I have no idea what His Holiness knew about warfare and weapons. He was 70 at the time and had been depending on Austrian and French troops to keep his loyal subjects from running him out of Rome entirely so it is, I suppose, possible that he might have pictured the attack exactly as you described.
The use of the term Greek Fire was a figurative statement that conveyed the exact same thing.
It's a shame that Mr. Mann will never know how lucky he is that we have you to tell him what he was thinking.
I don't care if he was 120 at the time. That still doesn't make him old enough to have witnessed catapult warfare at the walls of Constantinople!
and had been depending on Austrian and French troops to keep his loyal subjects from running him out of Rome entirely so it is, I suppose, possible that he might have pictured the attack exactly as you described.
You cannot be serious, non-seq. It is an absurdity to suggest that, upon hearing the figurative statement Greek Fire, the pope thought they were referring to catapults flinging pots of sulphuric stuff over the battlements of some medieval fortress! If he was 70 in 1863 that would have made him a boy during the Napoleonic wars that consumed all of Europe, leaving virtually no doubt that he knew of warfare's progression beyond medieval times.
It's a shame that Mr. Mann will never know how lucky he is that we have you to tell him what he was thinking.
Considering that you have already told everyone that he was thinking of catapults flinging pots of boiling sulphur in a medieval seige circa 1863, my offering of meaning to his words is nothing more than a reasonable correction upon the absurdity that you originally assigned to him.
Well guess what. Mr. "More Anal Retentive than Wlat" himself, Non-Sequitur, INSISTS that the CSA diplomat was being literal and was actually attempting to decieve the pope into - get this - thinking that Charleston was being seiged by yankee catapults flinging pots of boiling sulphuric compounds ala Constantinople circa 1100 AD!

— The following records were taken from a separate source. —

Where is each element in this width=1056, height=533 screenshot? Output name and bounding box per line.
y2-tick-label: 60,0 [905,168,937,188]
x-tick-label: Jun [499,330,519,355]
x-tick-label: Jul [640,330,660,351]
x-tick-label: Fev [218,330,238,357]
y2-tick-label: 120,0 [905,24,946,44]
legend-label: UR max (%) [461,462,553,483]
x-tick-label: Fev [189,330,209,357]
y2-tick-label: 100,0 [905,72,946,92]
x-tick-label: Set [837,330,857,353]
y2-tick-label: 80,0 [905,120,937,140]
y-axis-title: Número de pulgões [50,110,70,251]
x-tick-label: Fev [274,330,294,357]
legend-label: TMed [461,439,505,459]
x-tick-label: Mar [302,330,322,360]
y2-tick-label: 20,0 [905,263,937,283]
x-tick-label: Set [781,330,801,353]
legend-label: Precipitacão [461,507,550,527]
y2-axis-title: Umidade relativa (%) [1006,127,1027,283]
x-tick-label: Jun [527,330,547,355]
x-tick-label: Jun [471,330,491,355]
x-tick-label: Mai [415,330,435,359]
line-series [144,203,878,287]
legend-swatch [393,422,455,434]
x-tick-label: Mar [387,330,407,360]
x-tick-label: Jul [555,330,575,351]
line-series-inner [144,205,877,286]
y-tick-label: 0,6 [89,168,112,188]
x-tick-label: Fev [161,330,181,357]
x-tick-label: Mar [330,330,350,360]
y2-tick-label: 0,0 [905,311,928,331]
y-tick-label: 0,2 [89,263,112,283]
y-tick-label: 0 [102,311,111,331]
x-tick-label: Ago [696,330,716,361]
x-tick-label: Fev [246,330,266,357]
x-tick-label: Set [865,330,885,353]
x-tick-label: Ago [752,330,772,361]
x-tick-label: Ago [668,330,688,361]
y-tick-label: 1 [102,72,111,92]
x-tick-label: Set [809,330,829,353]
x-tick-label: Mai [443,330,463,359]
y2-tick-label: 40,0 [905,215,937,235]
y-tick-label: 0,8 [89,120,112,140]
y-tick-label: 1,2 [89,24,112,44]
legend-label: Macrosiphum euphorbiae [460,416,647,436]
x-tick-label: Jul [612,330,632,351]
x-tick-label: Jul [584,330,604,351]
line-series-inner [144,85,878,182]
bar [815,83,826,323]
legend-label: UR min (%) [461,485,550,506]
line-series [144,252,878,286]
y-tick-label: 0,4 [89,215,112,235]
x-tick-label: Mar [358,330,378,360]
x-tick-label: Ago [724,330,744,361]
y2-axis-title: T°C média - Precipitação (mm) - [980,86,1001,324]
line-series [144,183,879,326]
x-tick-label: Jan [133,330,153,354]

I asked Non-Seq if he honestly believed "that the pope thought yankee ships were sailing into Charleston harbor, edging up against the city's massive stone walls, and flinging giant pots of boiling sulphuric compounds (almost assuredly with their onboard catapults) over the battlements, with their guardian archers, and onto the civilians from the neighboring serfdoms taking refuge inside."
Here is his response:
"I have no idea what His Holiness knew about warfare and weapons. He was 70 at the time and had been depending on Austrian and French troops to keep his loyal subjects from running him out of Rome entirely so it is, I suppose, possible that he might have pictured the attack exactly as you described."
Yes, you read that right. Non-Seq thinks the Pope was decieved into thinking the civil war, in 1863, resembled some medieval attack on a castle from the 12th century!